Of importance, in younger individuals, there appears to be a more prominent effect on relative SERCA expression following endurance training, where a reduction has been reported (Green et al. 2003, 2011; Majerczak et al. 2008; Skovgaard et al. 2014). This indicates that it may rather be prolonged exercise with low or moderate-force muscle contractions that causes adaptations in relative SERCA expression and not muscle contractions with very high concentric force and maximal efferent neural drive. Thus, a reduced relative SERCA expression may be an advantageous strategy for energy reduction to avoid fatigue.

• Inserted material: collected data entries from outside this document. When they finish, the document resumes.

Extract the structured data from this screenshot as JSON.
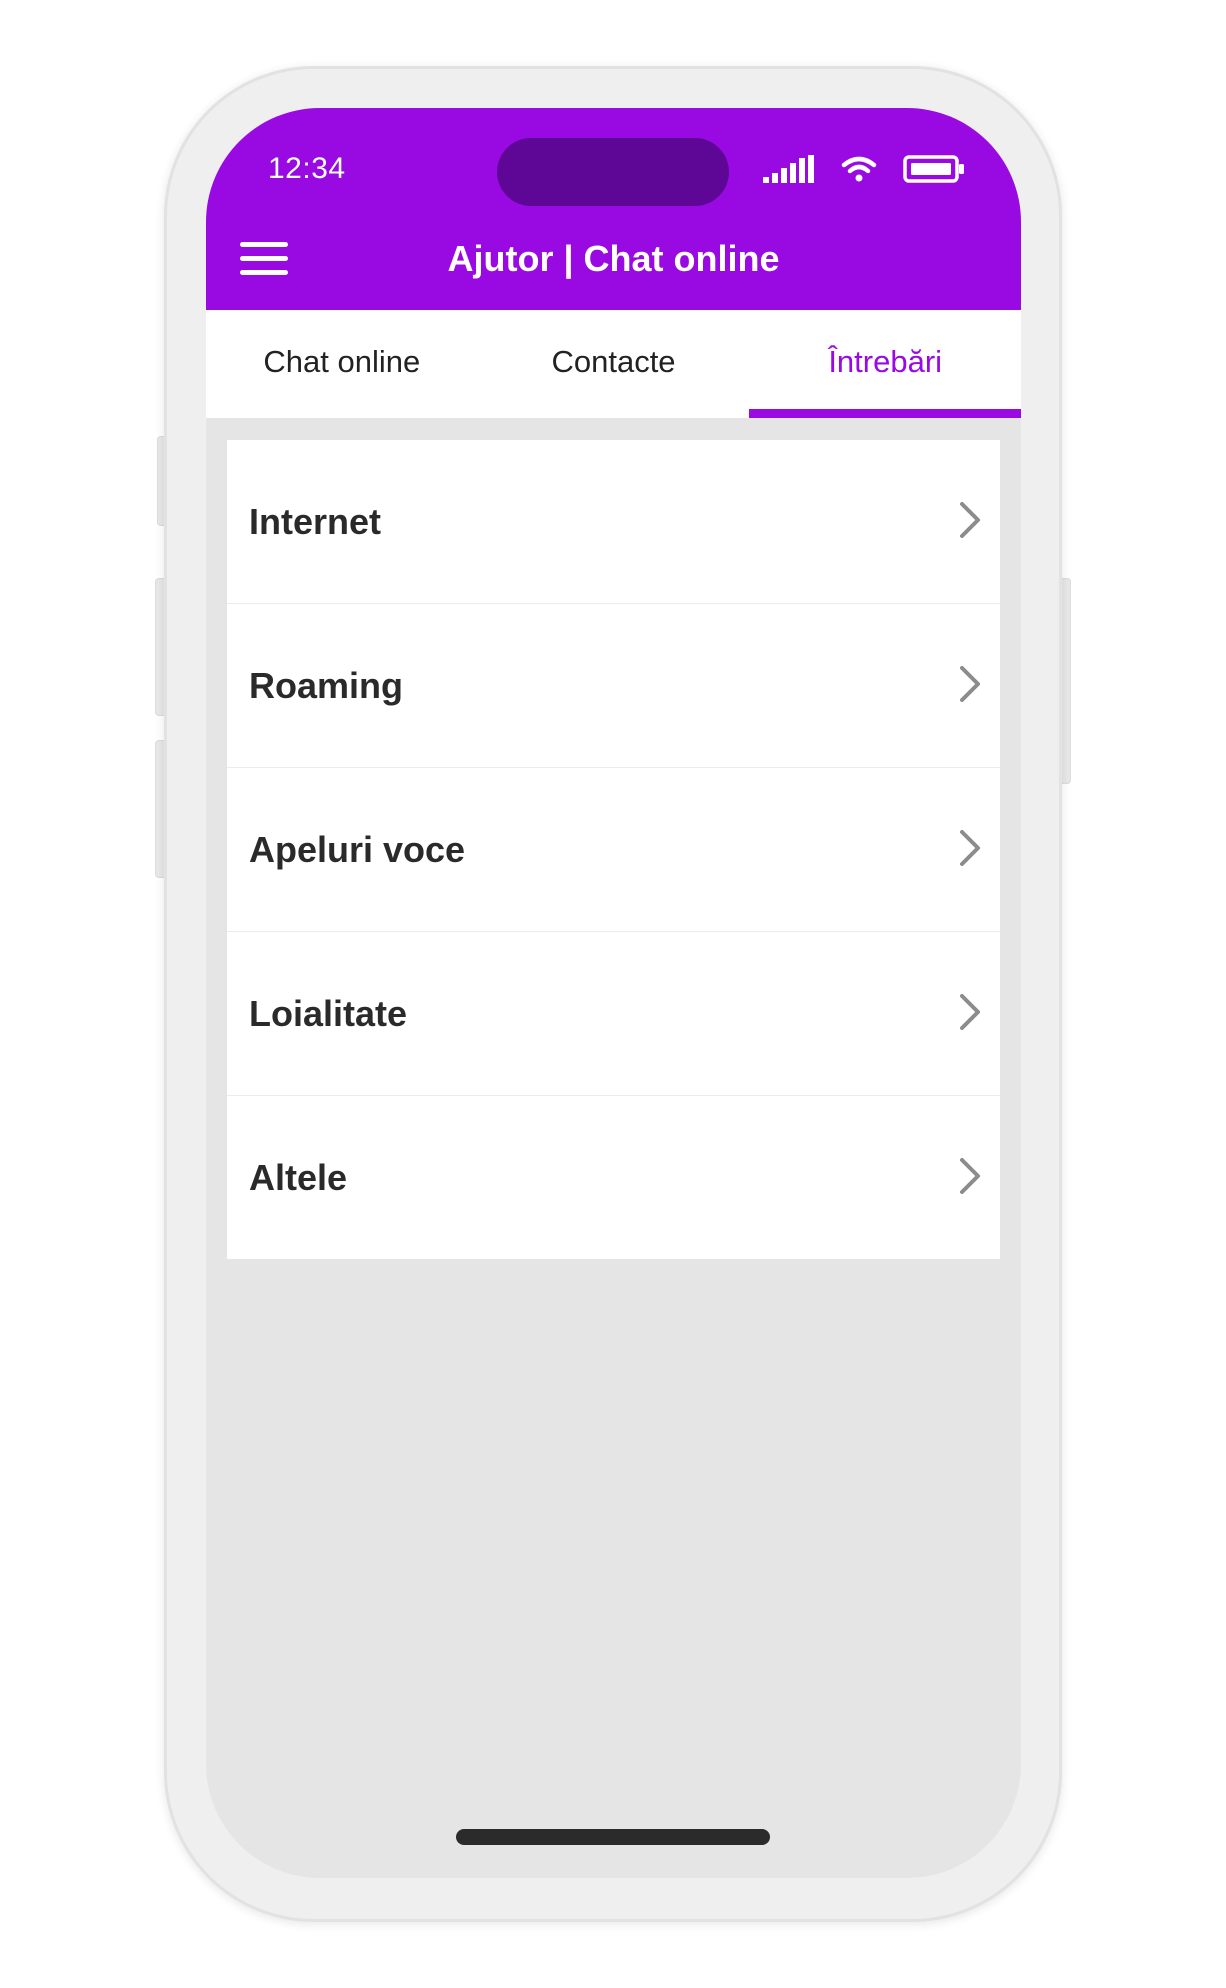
{
  "status_bar": {
    "time": "12:34",
    "icons": [
      "signal-icon",
      "wifi-icon",
      "battery-icon"
    ]
  },
  "header": {
    "menu_icon": "hamburger-menu-icon",
    "title": "Ajutor | Chat online"
  },
  "tabs": [
    {
      "label": "Chat online",
      "active": false
    },
    {
      "label": "Contacte",
      "active": false
    },
    {
      "label": "Întrebări",
      "active": true
    }
  ],
  "faq_categories": [
    {
      "label": "Internet"
    },
    {
      "label": "Roaming"
    },
    {
      "label": "Apeluri voce"
    },
    {
      "label": "Loialitate"
    },
    {
      "label": "Altele"
    }
  ],
  "colors": {
    "brand_purple": "#990ae3",
    "island": "#5e0796",
    "background": "#e5e5e5",
    "text": "#2a2a2a",
    "chevron": "#8c8c8c"
  }
}
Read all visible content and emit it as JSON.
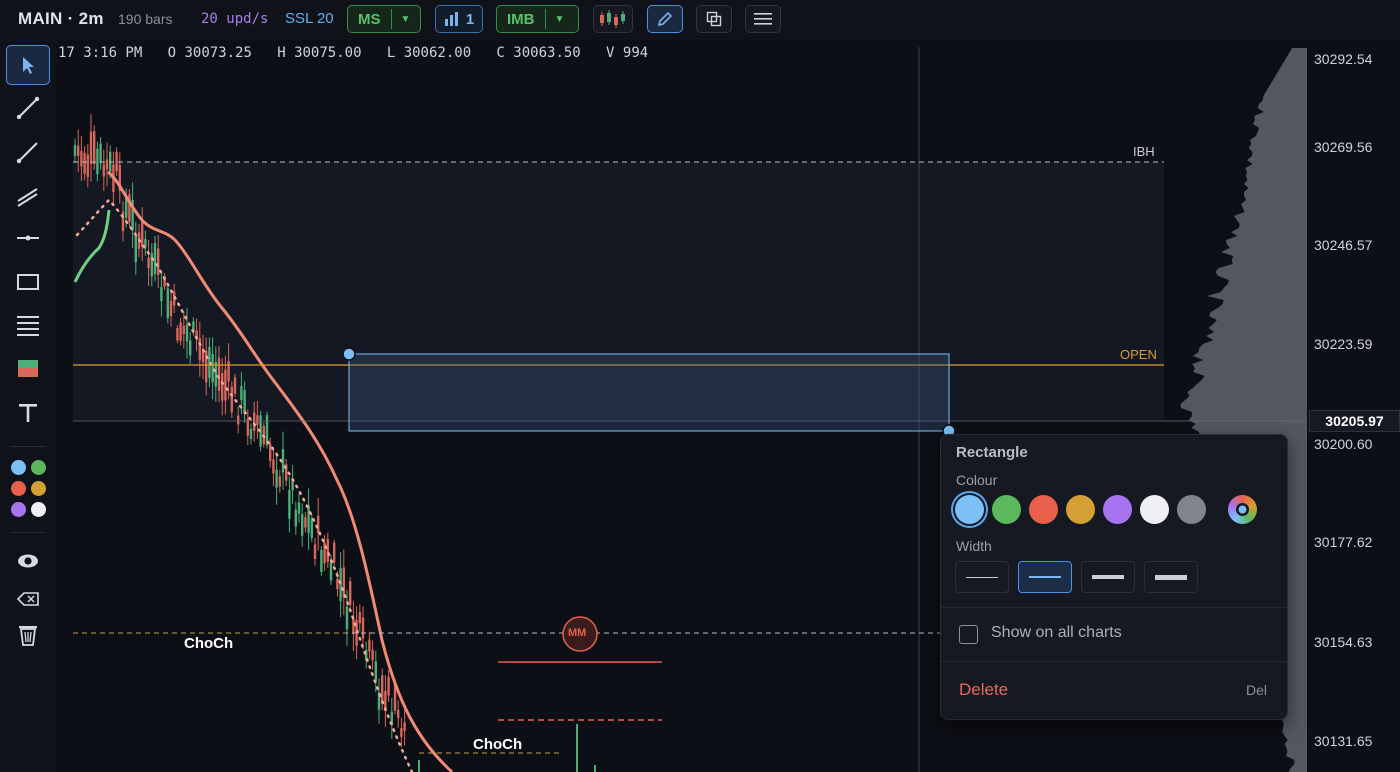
{
  "toolbar": {
    "title": "MAIN · 2m",
    "bars": "190 bars",
    "upd": "20 upd/s",
    "ssl": "SSL 20",
    "ms_label": "MS",
    "chart_count": "1",
    "imb_label": "IMB",
    "caret": "▼"
  },
  "ohlc": {
    "time": "17 3:16 PM",
    "open_label": "O",
    "open": "30073.25",
    "high_label": "H",
    "high": "30075.00",
    "low_label": "L",
    "low": "30062.00",
    "close_label": "C",
    "close": "30063.50",
    "vol_label": "V",
    "volume": "994"
  },
  "levels": {
    "ibh": "IBH",
    "open": "OPEN",
    "choch_1": "ChoCh",
    "choch_2": "ChoCh",
    "mm": "MM"
  },
  "price_axis": {
    "ticks": [
      "30292.54",
      "30269.56",
      "30246.57",
      "30223.59",
      "30200.60",
      "30177.62",
      "30154.63",
      "30131.65"
    ],
    "current": "30205.97"
  },
  "panel": {
    "title": "Rectangle",
    "colour_label": "Colour",
    "width_label": "Width",
    "show_all_label": "Show on all charts",
    "delete_label": "Delete",
    "delete_key": "Del",
    "swatch_colors": [
      "#7cc0f5",
      "#5cb85c",
      "#e8604c",
      "#d4a033",
      "#a873f0",
      "#eef0f4",
      "#80848c"
    ]
  },
  "colors": {
    "accent": "#4d8ee6",
    "open_level": "#d4a033",
    "ema": "#f08a74",
    "bull": "#4caf7a",
    "bear": "#d9665a"
  }
}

Some of the differences in the present study compared to previous literature may be explained by differences in biopsy sampling time. However, this is difficult to examine, since previous studies have not always reported the sampling time relative to the first test session, i.e., whether physical testing was performed before or after the biopsy was obtained (Ortenblad et al. 2000; Green et al. 2003; Majerczak et al. 2008). Sampling time at post-test has been similar to what was used in the present study, typically ranging from 2 to 4 days between the last training session and muscle biopsy (Ortenblad et al. 2000; Green et al. 2003, 2011; Majerczak et al. 2008; Skovgaard et al. 2014). Thus, we cannot rule out that differences in stimulus prior to sampling of the biopsies may have influenced the conflicting results, although this is likely not the main explanation.

Limitations

We should address some limitations in the present study. It is always preferable with a high number of subjects and a long intervention period in this type of study. However, due to the invasive nature of muscle biopsies and somewhat painful measurements using electrical stimulation, we sought to minimise the number of participants. Considering the number of participants used in similar studies previously (Green et al. 2003, 2011; Ortenblad et al. 2000), along with the successful detection of training-induced increases in 1RM, RFD and Vmax/Msup-ratio, the number of participants and length of the intervention appeared sufficient in the present study. More variables related to the muscle biopsy samples along with anthropometric measurements of muscle volume and muscle mass would also contribute to a more thorough understanding of muscular adaptations resulting from MST. However, previous studies from our lab, where MST has been applied have reported no change in muscle mass or muscle volume following 8 weeks of training (Berg et al. 2018; Heggelund et al. 2013). Moreover, obtaining all measurements from the same muscle would have been preferable. However, an inherent limitation with the H-reflex and V-wave method is that it is very challenging to perform in the thigh musculature, and as such is commonly measured in the calf muscles because of its more distal location from the spine (Aagaard et al. 2002b; Vila-Chã et al. 2012). Since this method has the advantage of allowing for measurements under maximal muscle contraction and maximal electrical stimulation, which are considered appropriate conditions to obtain neural measurements following strength training (McNeil et al. 2013), this method was chosen in the present study. Importantly, previous studies from our laboratory has shown that leg press strength training, where a plantar flexion is used to finish the movement has successfully induced changes in Vmax/Msup-ratio measured in the soleus muscle (Fimland et al. 2009; Toien et al. 2018a), indicating alterations in the central motor pathway following strength training, that are detectable even in muscle groups not preferentially targeted in the training intervention.

Conclusion

Leg press MST performed with heavy loads and maximal mobilization of force in the concentric phase increases maximal strength and dynamic RFD in young, healthy males with concomitant increases in efferent neural drive. No changes were observed in relative mRNA and relative protein expression of SERCA from vastus lateralis biopsies, which appears to be unaffected following 8 weeks of MST in younger adults.